Seeing the gold statue of the resting Buddha, and more importantly the reverence that pilgrims from around Asia gave the statue, I was moved in my understanding that this truly is a holy place. I found myself also kneeling, hands clasped, and head bowed out of respect.  I spoke with two Burma (Mirmar) monks who gave me a comprehensive overview of the historic significance of Kushinagar and then politely asked for a tip.  I find this often with the Indian monks, and the Burmese monks while the Nepali or Tibetan monks never ask for money. In fact, when you try to give them some, they often refuse. Regardless, I gave a donation and we parted ways friends.

I also learned a common scam prevalent throughout India; seems many restaurants or other businesses just never seem to have the correct change and suggest that if you come back for another meal they will have change or give you credit.  I fell for this a few times, but have now developed a better (for me anyway) strategy.  When they say they do not have the correct change, I simply say “That is not a problem as I may come back again and will pay my bill later“, or I tell them “That is ok, you can give me a mineral water for the road to make up the difference you owe me”.  Funny thing, they always seem to find change after that.   Please don’t get me wrong, I find the Indian people lovely with most being incredibly kind, generous, and honest.  But there is enough of the population, particularly around tourist areas, who are simply crooks that you have to keep your guard up…which is unfortunate as it can make you think less of the people as a whole.  My rule of thumb is: trust everyone with discretion, and always always always, listen to your gut feeling.  When you get honest behavior thank your benefactor profusely, and when you are getting cheated, call the perpetrator out, look them in the eye and tell them I know you are cheating me. I do this politely but firmly.

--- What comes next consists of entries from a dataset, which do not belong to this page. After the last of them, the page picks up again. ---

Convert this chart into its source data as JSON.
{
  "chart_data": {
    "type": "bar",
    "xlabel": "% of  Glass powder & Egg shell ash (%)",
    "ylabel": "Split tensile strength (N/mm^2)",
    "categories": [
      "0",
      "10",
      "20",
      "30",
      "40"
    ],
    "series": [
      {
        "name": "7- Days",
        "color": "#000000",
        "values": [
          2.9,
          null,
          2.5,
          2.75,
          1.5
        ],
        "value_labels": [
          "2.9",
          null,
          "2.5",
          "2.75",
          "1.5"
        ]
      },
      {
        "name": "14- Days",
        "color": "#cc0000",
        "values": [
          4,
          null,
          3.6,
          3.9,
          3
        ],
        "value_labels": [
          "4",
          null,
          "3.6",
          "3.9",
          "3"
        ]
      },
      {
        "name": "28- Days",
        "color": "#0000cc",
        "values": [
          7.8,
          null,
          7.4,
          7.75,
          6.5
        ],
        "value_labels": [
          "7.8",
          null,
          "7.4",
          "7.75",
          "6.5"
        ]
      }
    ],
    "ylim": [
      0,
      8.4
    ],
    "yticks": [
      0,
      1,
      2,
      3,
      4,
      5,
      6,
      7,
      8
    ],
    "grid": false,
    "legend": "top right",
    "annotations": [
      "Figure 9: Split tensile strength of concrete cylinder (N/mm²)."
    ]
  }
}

There was still that little problem of getting a train ticket to Varanasi and again I sought the help of the local Tibetan monk who “knew a guy”.  Now from what I can tell, knowing a guy, is pretty much how everything gets done in India. Like Pulk Fiction, you simply need a “Cleaner” to get stuff taken care of.  So the “guy” who gives me a ride back to Gorakhapur, also helps me navigate how to secure a train ticket. Once I was confident I was in the right line, with the correct paper work I gladly paid him for his assistance.  Ah, but how do you keep you place in an Indian line at the train station?  Being polite simply does not work as people just keep cutting in front of you.  This went on for about 30 minutes until a big bloke from Australia showed up and we compared notes on not going anywhere in this line. “Ok, you block on the left and I will block on the right”.  Pretty soon, after politely demonstrating we were not about to let anyone else cut in line we were in the front of the queue. What we did not know however was that women are allowed to go to the front of the line. So when we double blocked a Muslim women in full veil we were duly and appropriately chastised and educated.  We let her go but jokingly got into a blocking posture to the great laughter of the hundred men behind us. Ok, this works, keep a good attitude, and when you make mistakes just laugh at yourself. Fortunately I booked my ticket for the correct train and while amazingly stressful actually found the correct platform; this is not easy when the message boards are written in Hindi, the announcements are impossible to understand, and no-one seems to speak English in the smaller outlying stations. I did however book into the wrong compartment.  I booked “sleeper” class.  It was marginally ok for me and I have pretty high tolerance.  Compared to general seating or standing it must look to many locals as elegant, but for a westerne,r, it was a bit rough. There was three small bunks on each wall and once my pack and I were on the top level I remembered my Marine Corps days, not fondly, experience aboard a U.S navel ship.   The car was filthy, and the bathroom made the car look clean, but as typical I slept pretty darn well.